- Born: Ira J. Westover c. 1795 Massachusetts, US
- Died: March 27, 1836 (aged 40–41) Goliad, Texas, US
- Allegiance: Republic of Texas
- Branch: Texian Army
- Service years: 1835–1836
- Rank: Captain
- Conflicts: Texas Revolution Battle of Goliad; Battle of Lipantitlán; Battle of Coleto; ;

= Ira Westover =

American military officer (c.1795–1836)

Ira J. Westover (c. 1795 – March 27, 1836) was an American military officer. He served in the Texian Army and fought in the Texas Revolution. He was killed in the Goliad massacre.

==Early life==
Westover was born c. 1795, in Massachusetts. He was Protestant and a merchant. He was married to Rebecca Greenleaf Westover and had an adopted son, likely a nephew. His family travelled to Jeffersonville, Kentucky, where they then sailed the rivers to New Orleans in a flatboat. Between June 6 and 11, 1834, they were stranded on Padre Island without food or water after a shipwreck. They were found by Mexicans and were brought to San Patricio, Texas. In Texas, Westover was a merchant. He lived in the McMullen-McGloin Colony, followed by the Power and Hewetson Colony, then Refugio.

== Military service ==
In the Texas Revolution, Westover supported the Republic of Texas, serving as a militiaman and on the Refugio committee of safety and correspondence. He organized a group of sixteen men (including his adopted son and Thomas O'Connor) to fight alongside George Morse Collinsworth. The group was present at the Battle of Goliad and may have helped capture the Presidio La Bahía. Westover remained in Goliad after Collinsworth left, serving as the adjutant to Philip Dimmitt. He helped oversee Goliad for some time and was selected as a representative to the Consultation, though did not participate due to the Battle of Lipantitlán.

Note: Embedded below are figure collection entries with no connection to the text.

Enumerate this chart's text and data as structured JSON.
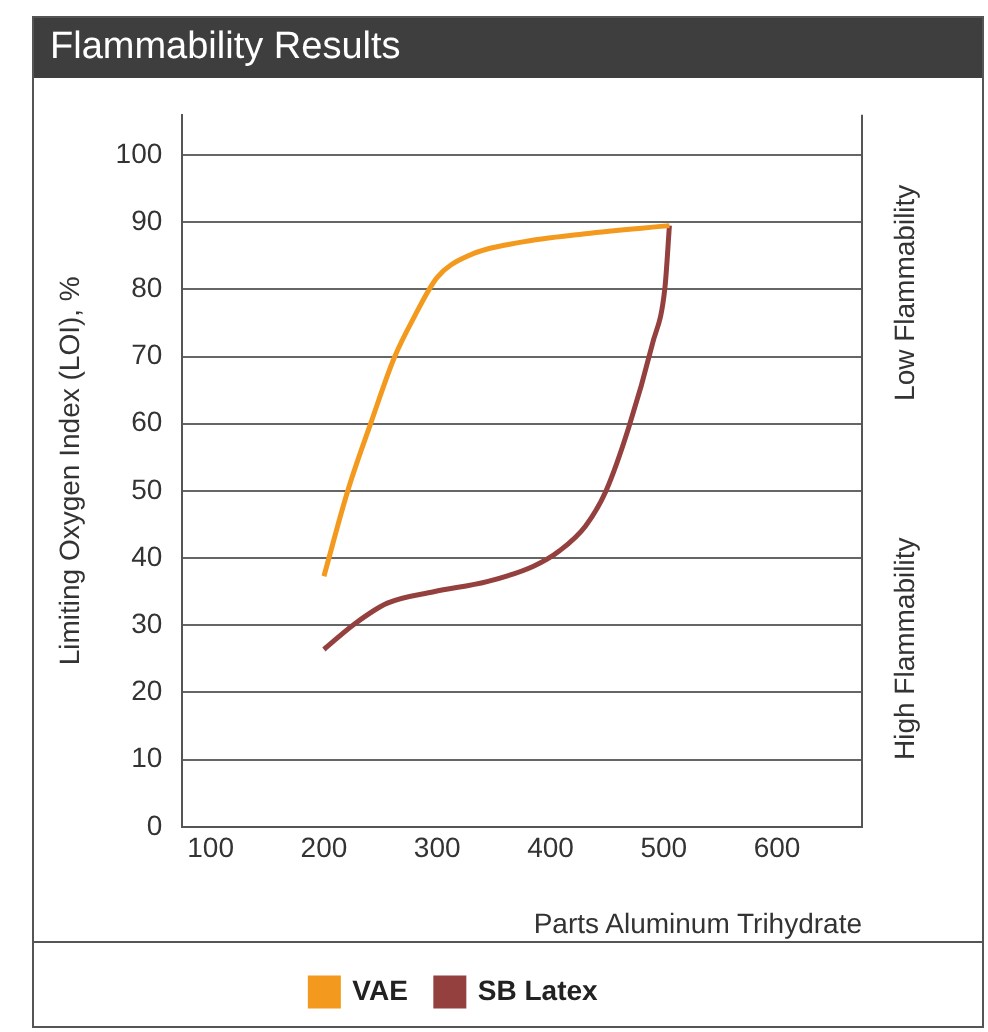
{
  "chart_data": {
    "type": "line",
    "title": "Flammability Results",
    "xlabel": "Parts Aluminum Trihydrate",
    "ylabel": "Limiting Oxygen Index (LOI), %",
    "annotations": [
      "Low Flammability",
      "High Flammability"
    ],
    "series": [
      {
        "name": "VAE",
        "color": "#f39a1e",
        "x": [
          200,
          221,
          242,
          262,
          280,
          300,
          326,
          373,
          431,
          505
        ],
        "values": [
          37.3,
          50,
          60.4,
          69.8,
          76,
          81.8,
          84.9,
          87,
          88.3,
          89.5
        ]
      },
      {
        "name": "SB Latex",
        "color": "#94403f",
        "x": [
          200,
          227,
          256,
          297,
          344,
          385,
          408,
          431,
          449,
          469,
          490,
          501,
          505
        ],
        "values": [
          26.4,
          30.2,
          33.3,
          35,
          36.5,
          38.8,
          41.1,
          44.8,
          50,
          59.4,
          71.9,
          80.2,
          89.5
        ]
      }
    ],
    "xlim": [
      75,
      675
    ],
    "xticks": [
      100,
      200,
      300,
      400,
      500,
      600
    ],
    "ylim": [
      0,
      106
    ],
    "yticks": [
      0,
      10,
      20,
      30,
      40,
      50,
      60,
      70,
      80,
      90,
      100
    ],
    "grid": "y",
    "legend": "bottom",
    "marker": "none",
    "line_style": "solid"
  }
}
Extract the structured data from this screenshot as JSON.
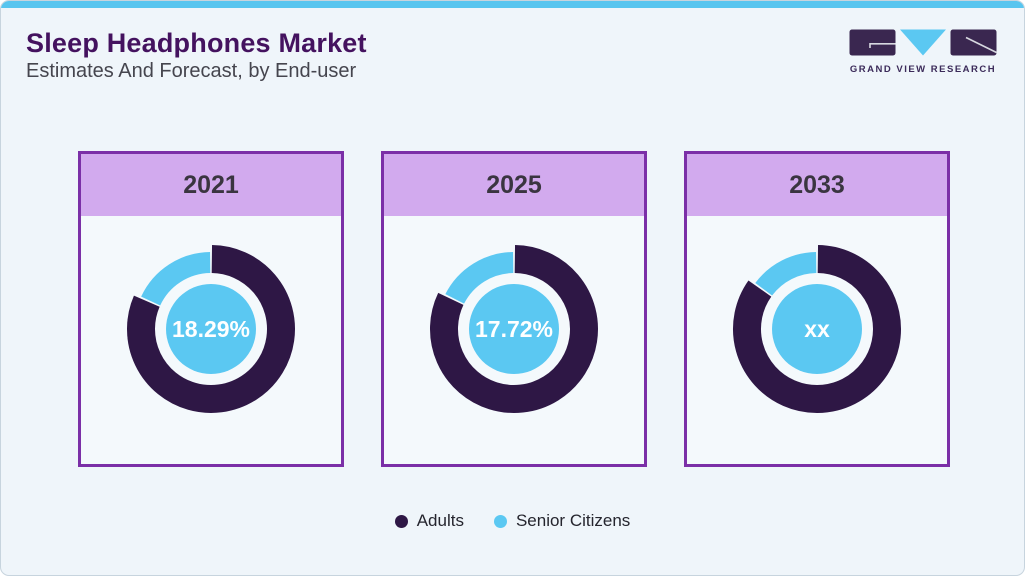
{
  "page": {
    "title": "Sleep Headphones Market",
    "subtitle": "Estimates And Forecast, by End-user"
  },
  "logo": {
    "text": "GRAND VIEW RESEARCH"
  },
  "colors": {
    "accent_bar": "#58c5ef",
    "title_purple": "#44125f",
    "panel_border": "#7b2fa7",
    "panel_header_bg": "#d2aaee",
    "adults": "#2e1745",
    "senior_citizens": "#5bc8f2",
    "background": "#eff5fa"
  },
  "legend": {
    "items": [
      {
        "label": "Adults",
        "color": "#2e1745"
      },
      {
        "label": "Senior Citizens",
        "color": "#5bc8f2"
      }
    ]
  },
  "chart_data": [
    {
      "type": "pie",
      "title": "2021",
      "center_label": "18.29%",
      "series": [
        {
          "name": "Adults",
          "value": 81.71
        },
        {
          "name": "Senior Citizens",
          "value": 18.29
        }
      ],
      "units": "percent",
      "display_fraction": 0.1829
    },
    {
      "type": "pie",
      "title": "2025",
      "center_label": "17.72%",
      "series": [
        {
          "name": "Adults",
          "value": 82.28
        },
        {
          "name": "Senior Citizens",
          "value": 17.72
        }
      ],
      "units": "percent",
      "display_fraction": 0.1772
    },
    {
      "type": "pie",
      "title": "2033",
      "center_label": "xx",
      "series": [
        {
          "name": "Adults",
          "value": null
        },
        {
          "name": "Senior Citizens",
          "value": null
        }
      ],
      "units": "percent",
      "display_fraction": 0.15
    }
  ]
}
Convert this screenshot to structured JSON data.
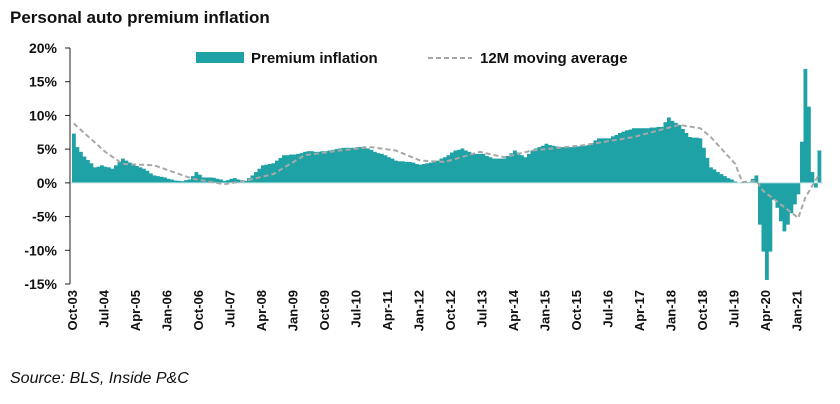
{
  "chart_data": {
    "type": "bar",
    "title": "Personal auto premium inflation",
    "source": "Source: BLS, Inside P&C",
    "xlabel": "",
    "ylabel": "",
    "ylim": [
      -15,
      20
    ],
    "y_ticks": [
      "20%",
      "15%",
      "10%",
      "5%",
      "0%",
      "-5%",
      "-10%",
      "-15%"
    ],
    "y_tick_values": [
      20,
      15,
      10,
      5,
      0,
      -5,
      -10,
      -15
    ],
    "x_start": "Oct-03",
    "x_unit": "months since Oct-03",
    "x_tick_labels": [
      "Oct-03",
      "Jul-04",
      "Apr-05",
      "Jan-06",
      "Oct-06",
      "Jul-07",
      "Apr-08",
      "Jan-09",
      "Oct-09",
      "Jul-10",
      "Apr-11",
      "Jan-12",
      "Oct-12",
      "Jul-13",
      "Apr-14",
      "Jan-15",
      "Oct-15",
      "Jul-16",
      "Apr-17",
      "Jan-18",
      "Oct-18",
      "Jul-19",
      "Apr-20",
      "Jan-21"
    ],
    "x_tick_step_months": 9,
    "legend": {
      "placement": "top-center",
      "entries": [
        "Premium inflation",
        "12M moving average"
      ]
    },
    "colors": {
      "bars": "#1fa2a6",
      "moving_average": "#a8a8a8"
    },
    "series": [
      {
        "name": "Premium inflation",
        "type": "bar",
        "values": [
          7.3,
          5.3,
          4.6,
          3.9,
          3.4,
          2.9,
          2.3,
          2.4,
          2.6,
          2.4,
          2.3,
          2.1,
          2.6,
          3.1,
          3.6,
          3.3,
          3.0,
          2.8,
          2.5,
          2.3,
          2.1,
          1.8,
          1.4,
          1.1,
          1.0,
          0.9,
          0.8,
          0.6,
          0.5,
          0.35,
          0.3,
          0.25,
          0.4,
          0.5,
          1.0,
          1.6,
          1.2,
          0.8,
          0.8,
          0.8,
          0.75,
          0.6,
          0.5,
          0.3,
          0.4,
          0.6,
          0.7,
          0.5,
          0.4,
          0.3,
          0.7,
          1.1,
          1.6,
          2.1,
          2.6,
          2.7,
          2.8,
          2.9,
          3.3,
          3.7,
          4.1,
          4.1,
          4.2,
          4.2,
          4.3,
          4.4,
          4.6,
          4.7,
          4.7,
          4.6,
          4.6,
          4.7,
          4.7,
          4.8,
          4.9,
          5.0,
          5.1,
          5.2,
          5.2,
          5.2,
          5.2,
          5.3,
          5.3,
          5.4,
          5.1,
          4.9,
          4.6,
          4.4,
          4.3,
          4.1,
          3.8,
          3.6,
          3.3,
          3.2,
          3.2,
          3.1,
          3.1,
          3.0,
          2.8,
          2.7,
          2.8,
          2.9,
          3.0,
          3.1,
          3.3,
          3.6,
          3.8,
          4.1,
          4.5,
          4.8,
          4.9,
          5.1,
          4.8,
          4.6,
          4.3,
          4.3,
          4.3,
          4.3,
          4.0,
          3.8,
          3.6,
          3.6,
          3.6,
          3.6,
          4.0,
          4.4,
          4.8,
          4.5,
          4.1,
          3.8,
          4.3,
          4.8,
          5.1,
          5.3,
          5.5,
          5.8,
          5.6,
          5.5,
          5.4,
          5.3,
          5.3,
          5.3,
          5.3,
          5.3,
          5.4,
          5.5,
          5.5,
          5.6,
          5.9,
          6.3,
          6.6,
          6.6,
          6.6,
          6.6,
          6.9,
          7.1,
          7.4,
          7.6,
          7.8,
          7.9,
          8.1,
          8.1,
          8.1,
          8.1,
          8.1,
          8.2,
          8.2,
          8.3,
          8.3,
          9.0,
          9.7,
          9.2,
          8.9,
          8.6,
          8.0,
          7.4,
          6.8,
          6.7,
          6.7,
          6.6,
          5.2,
          3.7,
          2.3,
          2.0,
          1.6,
          1.3,
          1.0,
          0.7,
          0.5,
          0.2,
          0,
          0.1,
          0.1,
          0.1,
          0.6,
          1.1,
          -6.2,
          -10.2,
          -14.4,
          -10.2,
          -2.5,
          -3.7,
          -5.7,
          -7.2,
          -6.2,
          -4.5,
          -3.2,
          -1.7,
          6.1,
          16.9,
          11.3,
          1.6,
          -0.7,
          4.8
        ]
      },
      {
        "name": "12M moving average",
        "type": "line",
        "points": [
          [
            0,
            8.8
          ],
          [
            9,
            4.6
          ],
          [
            14,
            2.8
          ],
          [
            23,
            2.6
          ],
          [
            34,
            0.6
          ],
          [
            43,
            -0.2
          ],
          [
            49,
            0.3
          ],
          [
            57,
            1.3
          ],
          [
            66,
            4.1
          ],
          [
            76,
            4.8
          ],
          [
            85,
            5.3
          ],
          [
            92,
            4.8
          ],
          [
            99,
            3.3
          ],
          [
            106,
            3.1
          ],
          [
            116,
            4.6
          ],
          [
            123,
            3.8
          ],
          [
            131,
            4.8
          ],
          [
            146,
            5.6
          ],
          [
            160,
            6.8
          ],
          [
            173,
            8.6
          ],
          [
            179,
            8.1
          ],
          [
            182,
            6.8
          ],
          [
            189,
            2.8
          ],
          [
            191,
            0.1
          ],
          [
            195,
            0.3
          ],
          [
            197,
            -1.2
          ],
          [
            202,
            -3.2
          ],
          [
            207,
            -5.2
          ],
          [
            209,
            -2.2
          ],
          [
            213,
            1.3
          ]
        ]
      }
    ]
  }
}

Per Dimmitt's orders, Westover commanded in the Battle of Lipantitlán and captured Fort Lipantitlán. The battle was a Mexican loss, however, the Texas forces left without taking the artillery, which was then repossessed the Mexicans. He then participated in the Battle of Nueces Crossing. Due to a feud between he, Dimmitt, and Agustín Viesca regarding Mexican sovreignty, Dimmitt dismissed Westover from his post.

After being dismissed, Westover joined his role in the Texas Legislature. On December 7, 1835, the legislature appointed him artillery commander of the Texian Army, with him resigning on December 17. He returned to oversee Goliad, as Dimmitt has been discharged. He served under James Fannin in the 1836 Goliad Campaign. On February 26, Fannin left Goliad and left Westover in charge of maintaining control of the city. While Westover was in charge, the Battle of Coleto broke out, which was a Mexican victory and followed by the Goliad massacre. Alongside his adopted son, he died in the massacre, on March 27, 1836, aged 40 or 41.

In 1936, the Texas government erected a commemorative plaque regarding Westover's military service.